Flash Point (2007) / Action-Thriller
aka Duo fo sin
aka City with No Mercy

MPAA Rated: R for strong bloody violence
Running time: 87 min

Cast: Donnie Yen, Louis Koo, Collin Chou, Wai Lui Leung, Bing Bing Fan, Kent Cheng, Xing Yu, Xu Qing, Ben Lam, Ha Ping, Irene Wang
Director: Wilson Yip

Screenplay: Szeto Kam-Yuen, Tang Lik-Kei
Review published June 5, 2008

The duo of fight choreographer and star Donnie Yen (Huadu Chronicles, Shanghai Knights) and director Wilson Yip (Bio-Zombie, The White Dragon) reunite for their third straight movie (after Kill Zone (aka SPL) and Dragon Tiger Gate) with more intense, brilliantly-choreographed fight scenes amid lackluster crime thriller elements we've see too many times to care about.  Set prior to the handover of Hong Kong to China in 1997 (for reasons I was not able to ascertain), Yen stars as Ma, the efficient but highly unstable detective who keeps finding himself in hot water with Internal Affairs for beating up too many suspects on his cases.  His latest case is to try to take down a Triad of drug dealing Vietnamese brothers who are about as ruthless as they get in the shady business. 

One card up the sleeve for the police is an undercover cop, Wilson (Koo, Lost in Time), who has managed to become one of the top thugs in the criminal organization.  However, once the cover is blown, the brothers will stop at nothing to make sure Wilson never testifies against them, and things come to a bloody head between crook and cop in a battle of all-out survival.

The ability to enjoy Flash Point resides solely on whether the last half hour of exciting, well-edited mixed martial arts is worth muddling through the previous hour of monotony leading up to it.  If there are any fight scenes worth the price of admission, the scene between Yen and Collin Chou (DOA, Fearless)  at the climax, choreographed by Yen himself, ranks very high among examples (a portion of it can be seen here).  A superb chase through the busy city streets, a tense close-quarters brawl in an elevator, culminating in a brutal one-on-one battle amid the wood and concrete of a dilapidated building are a 1-2-3 punch of action that should leave genre fans gasping for more.  However, as impressive as it is, it comes too late to save the film as a whole, with its very routine loose-cannon cop vs. vicious gangster storyline that has been done to death, especially in HK crime dramas. 
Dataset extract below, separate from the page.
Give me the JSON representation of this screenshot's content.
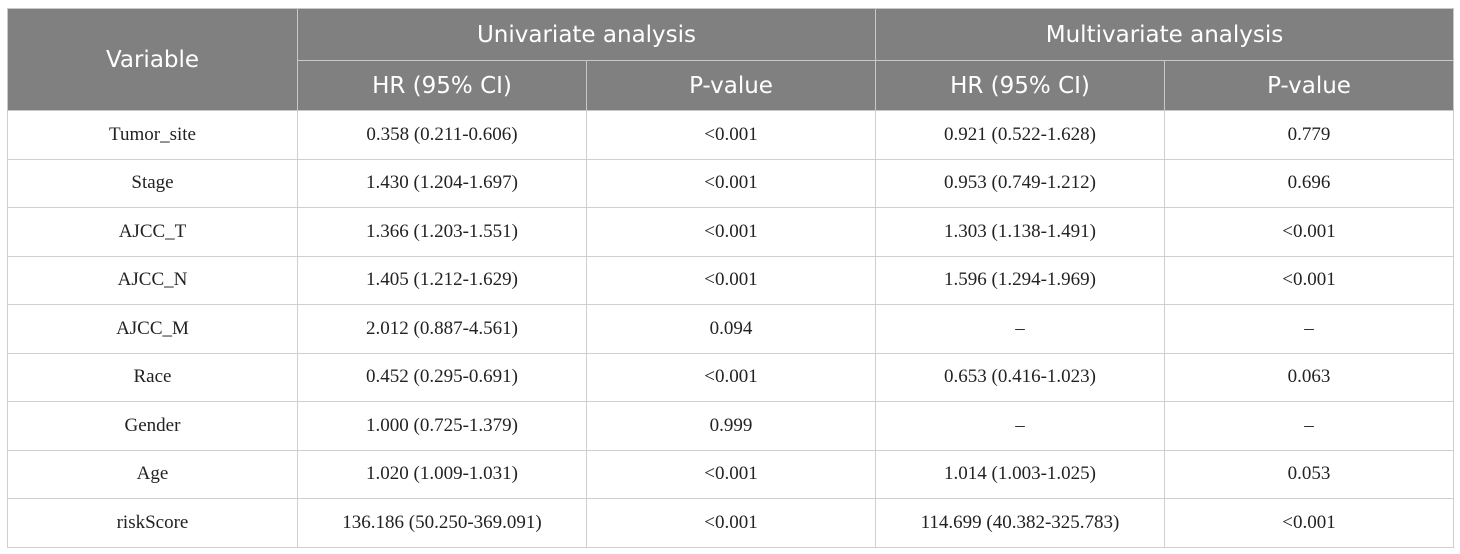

Wilson Yip does have an eye for action that suggests he has it in him to make an action classic if he gets the right script.  Flash Point will not be that classic.  However, Donnie Yen fans will most likely be much more forgiving, though he is unforgivably absent from the film too much in the first hour, and if the few scenes where we see him in action were to have been in a better film, perhaps he'd finally break through to being the international action superstar lead he has the potential of being.  My advice, if you end up renting this: watch it until you can figure out where things are leading, and once your interest starts to wane, fast-forward until you get to the superbly choreographed finale.